En lo que atañe al modo de repartir los productos, se probaron diversos sistemas, unos nacidos del colectivismo, otros del comunismo más o menos integral y otros, aun, de la combinación de ambas. Por lo general, se fijaba la remuneración en función de las necesidades de los miembros del grupo familiar. Cada jefe de familia recibía, a modo de jornal, un bono expresado en pesetas, el cual podía cambiarse por artículos de consumo en las tiendas comunales, instaladas casi siempre en la iglesia o sus dependencias. El saldo no consumido se anotaba en pesetas en el haber de una cuenta de reserva individual, y el interesado podía solicitar una parte limitada de dicho saldo para gastos personales. El alquiler, la electricidad, la atención médica, los productos medicinales, la ayuda a los ancianos, etc., eran gratuitos, lo mismo que la escuela, que a menudo funcionaba en un viejo convento y era obligatoria para los niños menores de catorce años, a quienes no se permitía realizar trabajos manuales.
La adhesión a la colectividad era totalmente voluntaria; así lo exigía la preocupación fundamental de los anarquistas: el respeto por la libertad. No se ejercía presión alguna sobre los pequeños propietarios, quienes, al mantenerse apartados de la comunidad por propia determinación y pretender bastarse a símismos, no podían esperar que ésta les prestara servicios o ayuda. No obstante, les estaba permitido participar, siempre por libre decisión, en los trabajos de la comuna y enviar sus productos a los almacenes comunales. Se los admitía en las asambleas generales y gozaban de ciertos beneficios colectivos. Sólo se les impedía poseer más tierra de la que podían cultivar; y se les imponía una única condición: que su persona o sus bienes no perturbaran en nada el orden socialista. Aquí y allá, se reunieron las tierras socializadas en grandes predios mediante el intercambio voluntario de parcelas con campesinos que no integraban la comunidad. En la mayor parte de las aldeas socializadas, fue disminuyendo paulatinamente el número de campesinos o comerciantes no adheridos a la colectividad. Al sentirse aislados, preferían unirse a ella.

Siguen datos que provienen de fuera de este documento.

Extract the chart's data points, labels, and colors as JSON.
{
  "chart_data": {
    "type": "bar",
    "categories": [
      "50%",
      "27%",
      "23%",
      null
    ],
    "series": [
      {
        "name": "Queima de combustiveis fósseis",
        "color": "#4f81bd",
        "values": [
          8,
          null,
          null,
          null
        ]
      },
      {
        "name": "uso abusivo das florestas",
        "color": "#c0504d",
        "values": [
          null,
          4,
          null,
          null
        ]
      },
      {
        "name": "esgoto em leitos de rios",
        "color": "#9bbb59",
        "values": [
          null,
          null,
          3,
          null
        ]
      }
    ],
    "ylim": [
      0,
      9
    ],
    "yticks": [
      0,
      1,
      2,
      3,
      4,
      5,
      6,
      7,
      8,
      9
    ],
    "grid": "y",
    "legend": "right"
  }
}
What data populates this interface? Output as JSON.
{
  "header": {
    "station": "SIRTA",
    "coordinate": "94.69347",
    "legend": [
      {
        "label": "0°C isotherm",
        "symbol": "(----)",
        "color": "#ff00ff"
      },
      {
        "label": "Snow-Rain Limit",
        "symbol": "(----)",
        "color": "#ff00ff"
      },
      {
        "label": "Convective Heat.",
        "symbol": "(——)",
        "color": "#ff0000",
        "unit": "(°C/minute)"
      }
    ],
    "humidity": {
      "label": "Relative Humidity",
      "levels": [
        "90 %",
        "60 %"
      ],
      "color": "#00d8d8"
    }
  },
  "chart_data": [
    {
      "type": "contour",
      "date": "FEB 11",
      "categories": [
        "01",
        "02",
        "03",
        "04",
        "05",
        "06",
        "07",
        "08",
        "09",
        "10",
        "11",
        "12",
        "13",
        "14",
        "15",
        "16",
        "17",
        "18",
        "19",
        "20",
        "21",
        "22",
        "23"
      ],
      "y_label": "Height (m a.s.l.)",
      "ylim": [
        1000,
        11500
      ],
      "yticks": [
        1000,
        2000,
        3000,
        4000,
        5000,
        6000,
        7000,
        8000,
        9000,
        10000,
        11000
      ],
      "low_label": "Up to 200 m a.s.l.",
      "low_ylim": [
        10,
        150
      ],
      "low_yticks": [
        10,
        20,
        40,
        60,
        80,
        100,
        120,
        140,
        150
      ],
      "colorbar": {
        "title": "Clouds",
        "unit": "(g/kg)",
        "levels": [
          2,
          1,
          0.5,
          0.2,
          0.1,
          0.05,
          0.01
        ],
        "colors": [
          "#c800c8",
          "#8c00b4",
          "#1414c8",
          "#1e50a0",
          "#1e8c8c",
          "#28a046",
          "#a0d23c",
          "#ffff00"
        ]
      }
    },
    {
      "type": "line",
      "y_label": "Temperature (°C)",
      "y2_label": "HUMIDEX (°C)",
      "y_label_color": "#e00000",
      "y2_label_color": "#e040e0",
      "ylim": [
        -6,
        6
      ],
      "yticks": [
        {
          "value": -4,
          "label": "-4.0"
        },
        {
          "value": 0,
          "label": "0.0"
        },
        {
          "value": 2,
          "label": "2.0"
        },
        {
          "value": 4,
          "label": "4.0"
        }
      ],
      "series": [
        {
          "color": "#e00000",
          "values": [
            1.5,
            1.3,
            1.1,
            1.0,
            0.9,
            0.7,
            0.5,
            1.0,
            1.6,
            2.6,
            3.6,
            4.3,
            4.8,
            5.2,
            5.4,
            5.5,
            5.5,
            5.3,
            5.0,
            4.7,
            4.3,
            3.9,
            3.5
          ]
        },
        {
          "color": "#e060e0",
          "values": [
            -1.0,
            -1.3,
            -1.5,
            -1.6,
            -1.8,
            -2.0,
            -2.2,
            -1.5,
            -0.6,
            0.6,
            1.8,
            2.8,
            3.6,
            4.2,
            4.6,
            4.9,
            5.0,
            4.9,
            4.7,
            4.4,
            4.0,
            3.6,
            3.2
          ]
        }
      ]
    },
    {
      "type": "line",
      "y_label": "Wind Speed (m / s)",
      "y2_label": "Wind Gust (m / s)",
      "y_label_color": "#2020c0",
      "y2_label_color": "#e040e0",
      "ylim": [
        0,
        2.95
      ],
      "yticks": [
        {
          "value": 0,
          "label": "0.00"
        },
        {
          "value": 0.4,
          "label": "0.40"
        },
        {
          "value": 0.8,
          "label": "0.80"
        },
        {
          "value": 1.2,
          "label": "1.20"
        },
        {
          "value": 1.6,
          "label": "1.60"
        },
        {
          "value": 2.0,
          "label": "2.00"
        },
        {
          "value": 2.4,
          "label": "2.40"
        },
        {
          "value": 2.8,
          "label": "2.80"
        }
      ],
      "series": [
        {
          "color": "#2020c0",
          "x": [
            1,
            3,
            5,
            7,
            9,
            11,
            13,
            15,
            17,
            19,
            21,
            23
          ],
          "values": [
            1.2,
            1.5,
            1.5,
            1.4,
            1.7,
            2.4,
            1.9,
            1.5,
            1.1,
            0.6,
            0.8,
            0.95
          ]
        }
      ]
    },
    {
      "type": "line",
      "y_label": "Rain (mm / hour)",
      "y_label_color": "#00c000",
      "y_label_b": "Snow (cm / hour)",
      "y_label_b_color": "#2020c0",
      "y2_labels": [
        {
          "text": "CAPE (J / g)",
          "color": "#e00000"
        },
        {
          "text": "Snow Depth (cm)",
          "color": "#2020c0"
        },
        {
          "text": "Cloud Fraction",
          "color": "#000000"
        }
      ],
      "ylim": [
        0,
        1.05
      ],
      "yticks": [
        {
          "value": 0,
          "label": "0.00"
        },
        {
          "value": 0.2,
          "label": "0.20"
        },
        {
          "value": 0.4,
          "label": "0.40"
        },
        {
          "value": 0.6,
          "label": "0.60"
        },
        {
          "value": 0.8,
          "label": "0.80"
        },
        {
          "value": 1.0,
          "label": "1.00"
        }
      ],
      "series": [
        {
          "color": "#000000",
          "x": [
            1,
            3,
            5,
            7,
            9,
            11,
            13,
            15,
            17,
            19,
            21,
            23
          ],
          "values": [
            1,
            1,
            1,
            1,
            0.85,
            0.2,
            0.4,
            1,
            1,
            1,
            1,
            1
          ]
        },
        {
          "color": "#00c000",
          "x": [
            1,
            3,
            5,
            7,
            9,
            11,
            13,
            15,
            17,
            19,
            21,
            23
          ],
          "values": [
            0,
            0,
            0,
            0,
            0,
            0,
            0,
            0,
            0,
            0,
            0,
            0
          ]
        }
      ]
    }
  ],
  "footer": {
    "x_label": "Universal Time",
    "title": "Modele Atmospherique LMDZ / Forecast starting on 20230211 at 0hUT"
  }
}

Con todo, parece que las unidades que aplicaban el principio colectivista de la remuneración por día de trabajo resistieron mejor que aquellas, menos numerosas, en las cuales se quiso aplicar antes de tiempo el comunismo integral desdeñando el egoísmo todavía arraigado en la naturaleza humana, sobre todo en las mujeres. En ciertos pueblos, donde se había suprimido la moneda de intercambio y se consumía la producción propia, es decir, donde existía una economía cerrada, se hicieron sentir los inconvenientes de tal autarquía paralizante; además, el individualismo no tardó en volver a tomar la delantera y provocó la desmembración de la comunidad al retirarse ciertos pequeños propietarios que habían entrado en ella sin estar maduros, sin una verdadera mentalidad comunista.